Today was our last day of clinics. One team stayed at the mission, one team went to another Delmar clinic, and one team staffed General Hospital. I worked today in the general clinic at the mission. There we see sick patients, and do wound care and surgery. For some reason today we a tons of wound care. I drained an infected above knee amputation on a 4 year old girl, cleaned and redressed numerous other wounds, sutured a guys eyebrow, debreded a fresh second degree burn, and saw the biggest inguinal hernia I have ever seen. Oh, and diagnosed a case of malaria. As you can imagine it was a busy day. Tonight we are spending our final night at the Le Plaza hotel in Port au Prince. The amazing thing about Le Plaza is that inside is a resort style hotel with a swimming pool, air conditioning, and a dinning room with white linen clothes and outside are millions of people with no homes, no food, and nowhere to go. As I look around I see all the staff and I think that all of these people will leave here tonight after being dressed nice, waiting on people and spending there day in a luxurious (by haitian standards) and go home to their families in tents, homemade shacks, on on the streets. It's a very sad but true realization. I leave Haiti really wondering about their future. They've never really had great times but now the quality of life in Haiti has plummeted. How long can they live in tents and in filth? How long will help last, and then what? There is no governmental structure and never really has been. The people look to God and the government to take care of things, but then what? Even if the millions of dollars and aid that has been raised does start getting funneled in where to start? No home are livable. There's just rubble.
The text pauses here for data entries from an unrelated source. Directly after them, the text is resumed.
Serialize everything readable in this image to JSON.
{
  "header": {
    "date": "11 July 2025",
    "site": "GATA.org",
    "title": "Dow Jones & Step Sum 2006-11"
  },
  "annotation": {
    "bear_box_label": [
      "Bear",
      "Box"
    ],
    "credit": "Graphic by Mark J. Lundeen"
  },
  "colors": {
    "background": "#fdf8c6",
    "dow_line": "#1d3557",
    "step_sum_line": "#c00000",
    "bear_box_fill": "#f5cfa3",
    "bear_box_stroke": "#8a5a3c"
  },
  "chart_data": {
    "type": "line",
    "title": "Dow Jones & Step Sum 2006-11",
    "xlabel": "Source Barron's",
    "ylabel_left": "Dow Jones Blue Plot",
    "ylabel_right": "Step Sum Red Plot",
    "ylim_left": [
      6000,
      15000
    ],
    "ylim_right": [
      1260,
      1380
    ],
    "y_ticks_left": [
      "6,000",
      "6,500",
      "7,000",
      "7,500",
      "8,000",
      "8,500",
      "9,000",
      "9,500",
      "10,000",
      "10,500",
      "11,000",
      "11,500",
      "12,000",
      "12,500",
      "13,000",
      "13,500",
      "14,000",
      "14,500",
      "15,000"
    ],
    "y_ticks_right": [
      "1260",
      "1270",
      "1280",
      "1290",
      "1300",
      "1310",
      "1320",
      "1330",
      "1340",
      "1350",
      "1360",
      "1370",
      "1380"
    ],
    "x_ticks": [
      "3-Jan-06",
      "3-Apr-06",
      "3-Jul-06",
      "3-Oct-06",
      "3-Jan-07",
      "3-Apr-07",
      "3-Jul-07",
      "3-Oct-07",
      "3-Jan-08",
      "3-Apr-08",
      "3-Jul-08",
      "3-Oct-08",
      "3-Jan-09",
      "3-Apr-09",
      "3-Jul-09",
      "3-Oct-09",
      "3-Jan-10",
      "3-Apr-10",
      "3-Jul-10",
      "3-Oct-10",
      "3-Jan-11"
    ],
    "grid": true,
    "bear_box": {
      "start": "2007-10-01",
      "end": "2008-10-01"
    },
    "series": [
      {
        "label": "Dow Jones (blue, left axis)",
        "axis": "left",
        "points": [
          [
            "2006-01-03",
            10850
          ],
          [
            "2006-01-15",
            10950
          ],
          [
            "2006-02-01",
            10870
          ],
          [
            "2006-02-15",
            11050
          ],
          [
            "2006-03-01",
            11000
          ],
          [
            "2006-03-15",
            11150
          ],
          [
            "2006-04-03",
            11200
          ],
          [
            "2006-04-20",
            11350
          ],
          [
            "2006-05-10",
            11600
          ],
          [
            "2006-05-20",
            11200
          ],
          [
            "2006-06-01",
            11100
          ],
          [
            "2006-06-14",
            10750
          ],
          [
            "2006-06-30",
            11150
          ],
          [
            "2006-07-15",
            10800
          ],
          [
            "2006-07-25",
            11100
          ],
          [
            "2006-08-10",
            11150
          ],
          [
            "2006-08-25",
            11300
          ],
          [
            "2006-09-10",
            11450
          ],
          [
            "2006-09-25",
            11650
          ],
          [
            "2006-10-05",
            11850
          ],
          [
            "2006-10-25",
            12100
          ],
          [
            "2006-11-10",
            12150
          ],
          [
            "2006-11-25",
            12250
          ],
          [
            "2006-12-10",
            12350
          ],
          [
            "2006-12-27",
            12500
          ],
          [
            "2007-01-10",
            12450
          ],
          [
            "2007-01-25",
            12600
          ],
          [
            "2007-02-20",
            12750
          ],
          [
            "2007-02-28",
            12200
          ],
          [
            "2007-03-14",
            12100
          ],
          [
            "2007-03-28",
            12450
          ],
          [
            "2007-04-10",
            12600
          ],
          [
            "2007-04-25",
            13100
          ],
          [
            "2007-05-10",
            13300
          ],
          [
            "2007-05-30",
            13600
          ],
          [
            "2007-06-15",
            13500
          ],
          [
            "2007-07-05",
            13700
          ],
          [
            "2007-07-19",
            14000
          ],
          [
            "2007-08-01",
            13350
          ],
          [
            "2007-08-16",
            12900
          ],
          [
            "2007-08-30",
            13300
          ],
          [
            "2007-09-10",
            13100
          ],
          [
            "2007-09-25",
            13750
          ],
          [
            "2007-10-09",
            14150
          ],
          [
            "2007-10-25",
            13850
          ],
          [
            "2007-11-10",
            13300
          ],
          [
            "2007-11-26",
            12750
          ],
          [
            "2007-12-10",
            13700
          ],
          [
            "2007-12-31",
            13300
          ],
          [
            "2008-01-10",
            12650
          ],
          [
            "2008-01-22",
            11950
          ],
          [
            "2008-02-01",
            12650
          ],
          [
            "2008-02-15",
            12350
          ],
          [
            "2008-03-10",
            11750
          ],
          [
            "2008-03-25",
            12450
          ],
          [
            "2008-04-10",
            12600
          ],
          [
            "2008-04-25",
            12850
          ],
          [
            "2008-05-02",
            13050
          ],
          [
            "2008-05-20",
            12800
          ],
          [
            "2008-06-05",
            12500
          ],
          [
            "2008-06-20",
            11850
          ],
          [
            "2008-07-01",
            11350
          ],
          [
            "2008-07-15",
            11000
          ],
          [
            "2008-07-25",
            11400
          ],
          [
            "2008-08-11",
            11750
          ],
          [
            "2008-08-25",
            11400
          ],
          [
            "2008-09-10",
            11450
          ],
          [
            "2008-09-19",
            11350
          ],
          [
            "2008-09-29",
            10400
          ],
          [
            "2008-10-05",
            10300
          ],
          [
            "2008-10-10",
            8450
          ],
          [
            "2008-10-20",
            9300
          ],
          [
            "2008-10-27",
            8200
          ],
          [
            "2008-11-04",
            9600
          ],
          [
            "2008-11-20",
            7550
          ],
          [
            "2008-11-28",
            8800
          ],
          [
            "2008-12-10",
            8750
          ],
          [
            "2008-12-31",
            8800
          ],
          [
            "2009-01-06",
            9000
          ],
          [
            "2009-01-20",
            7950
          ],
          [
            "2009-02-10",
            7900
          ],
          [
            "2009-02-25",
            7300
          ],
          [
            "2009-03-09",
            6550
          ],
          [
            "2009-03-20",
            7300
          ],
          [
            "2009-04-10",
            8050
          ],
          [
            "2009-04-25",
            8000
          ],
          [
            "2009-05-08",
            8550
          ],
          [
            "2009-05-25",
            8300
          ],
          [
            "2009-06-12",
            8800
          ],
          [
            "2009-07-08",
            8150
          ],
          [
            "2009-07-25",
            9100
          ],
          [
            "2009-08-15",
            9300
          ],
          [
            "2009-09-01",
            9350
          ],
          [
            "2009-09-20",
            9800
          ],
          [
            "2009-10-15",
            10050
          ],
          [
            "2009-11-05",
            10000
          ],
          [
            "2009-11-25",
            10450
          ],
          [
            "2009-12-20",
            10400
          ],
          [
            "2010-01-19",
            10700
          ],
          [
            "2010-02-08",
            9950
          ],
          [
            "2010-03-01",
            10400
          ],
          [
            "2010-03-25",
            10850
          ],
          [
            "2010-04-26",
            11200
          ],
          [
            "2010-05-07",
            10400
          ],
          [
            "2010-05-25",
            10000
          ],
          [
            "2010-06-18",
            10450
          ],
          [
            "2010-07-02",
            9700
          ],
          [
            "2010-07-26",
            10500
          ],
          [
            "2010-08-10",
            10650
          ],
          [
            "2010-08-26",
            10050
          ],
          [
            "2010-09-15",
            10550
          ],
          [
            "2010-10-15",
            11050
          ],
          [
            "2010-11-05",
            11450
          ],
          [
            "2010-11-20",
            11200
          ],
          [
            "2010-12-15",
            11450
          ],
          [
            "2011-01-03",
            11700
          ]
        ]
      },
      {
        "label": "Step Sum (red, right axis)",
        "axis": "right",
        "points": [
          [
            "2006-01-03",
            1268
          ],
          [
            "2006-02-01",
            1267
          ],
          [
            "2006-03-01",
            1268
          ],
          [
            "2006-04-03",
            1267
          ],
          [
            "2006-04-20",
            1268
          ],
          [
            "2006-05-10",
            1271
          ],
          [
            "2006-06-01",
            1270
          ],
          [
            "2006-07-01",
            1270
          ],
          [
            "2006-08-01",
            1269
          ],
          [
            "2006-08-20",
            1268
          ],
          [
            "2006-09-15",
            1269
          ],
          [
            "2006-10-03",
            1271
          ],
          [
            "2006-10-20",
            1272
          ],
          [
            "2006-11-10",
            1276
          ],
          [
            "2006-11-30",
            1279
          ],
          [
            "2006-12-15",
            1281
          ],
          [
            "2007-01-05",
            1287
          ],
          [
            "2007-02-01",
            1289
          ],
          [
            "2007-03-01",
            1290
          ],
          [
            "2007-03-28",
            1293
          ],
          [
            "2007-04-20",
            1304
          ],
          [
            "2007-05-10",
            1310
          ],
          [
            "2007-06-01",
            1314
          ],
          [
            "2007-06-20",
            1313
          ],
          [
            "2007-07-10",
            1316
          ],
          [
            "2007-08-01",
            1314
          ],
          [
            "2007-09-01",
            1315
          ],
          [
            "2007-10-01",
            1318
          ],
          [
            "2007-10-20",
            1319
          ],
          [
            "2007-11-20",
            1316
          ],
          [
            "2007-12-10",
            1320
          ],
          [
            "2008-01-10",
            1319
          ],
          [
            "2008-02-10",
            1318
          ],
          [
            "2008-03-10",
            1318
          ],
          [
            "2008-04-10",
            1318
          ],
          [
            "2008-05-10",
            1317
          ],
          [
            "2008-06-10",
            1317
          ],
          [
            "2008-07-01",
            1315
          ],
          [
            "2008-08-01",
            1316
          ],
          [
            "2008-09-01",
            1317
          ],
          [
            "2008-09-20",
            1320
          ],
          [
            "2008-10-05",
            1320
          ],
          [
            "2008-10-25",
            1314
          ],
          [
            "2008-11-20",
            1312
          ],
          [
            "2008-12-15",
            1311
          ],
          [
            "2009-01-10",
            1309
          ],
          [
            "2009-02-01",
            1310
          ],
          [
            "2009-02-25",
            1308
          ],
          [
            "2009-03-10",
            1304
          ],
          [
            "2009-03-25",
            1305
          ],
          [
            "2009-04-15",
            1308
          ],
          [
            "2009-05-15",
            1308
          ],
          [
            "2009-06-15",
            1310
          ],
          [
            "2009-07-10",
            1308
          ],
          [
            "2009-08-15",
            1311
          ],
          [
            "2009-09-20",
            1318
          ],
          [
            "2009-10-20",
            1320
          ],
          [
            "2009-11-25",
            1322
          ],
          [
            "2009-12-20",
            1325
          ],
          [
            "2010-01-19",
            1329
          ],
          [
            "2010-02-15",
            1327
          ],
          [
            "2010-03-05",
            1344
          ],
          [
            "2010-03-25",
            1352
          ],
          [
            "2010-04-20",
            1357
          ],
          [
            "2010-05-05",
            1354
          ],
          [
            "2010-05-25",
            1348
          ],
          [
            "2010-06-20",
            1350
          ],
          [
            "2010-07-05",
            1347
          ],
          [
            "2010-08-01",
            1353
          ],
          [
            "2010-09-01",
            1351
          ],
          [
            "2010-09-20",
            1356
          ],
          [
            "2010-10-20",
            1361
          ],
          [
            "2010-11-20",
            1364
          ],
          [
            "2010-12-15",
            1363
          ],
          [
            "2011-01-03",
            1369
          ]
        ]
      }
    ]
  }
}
I would like to say though that there are some people in Haiti really trying to make a difference. Our drivers/local guides/clinic organizers/everything else men Daniel and Richard were amazing. We pay these guys $40/day to be at our beckoning call and they were. We needed something they got it. They are amazingly hard working and smart guys with enormous hearts. I can't say enough about them. The children at the mission, all of which are orphans, swept and mopped the clinic floors everyday before and after clinic with huge smiles on their faces. They helped us carry our things, they always said thank you, and they made our trip worthwhile no matter what. I cannot imagine the tragedy they had lived and yet they smile and love everyone. The interpreters that helped us everyday were volunteers. they spent 12 hours or more everyday translating for us. Each person basically had their own interpreter for the day. That means 37 people came everyday to volunteer their time and energy to help us help the people of Haiti. Every rural clinic we went to, we had absolutely no problem finding people off the streets to volunteer to help us translate. I think that level of commitment, love, patriotism, what ever you want to call it is amazing. The future of Haiti looks very bleak but I think that it's guys like Richard and Daniel, our interpreters, and those smiling children that will really determine the future of Haiti.
Tonight will be my last blog from Haiti but when I return on Wed., I will be posting a series of blogs that will contain pictures, each with it's own story. I hope to keep these going for a while to give everyone a more visible picture of what we saw and experienced. Thank you for tuning in and thank you for supporting us.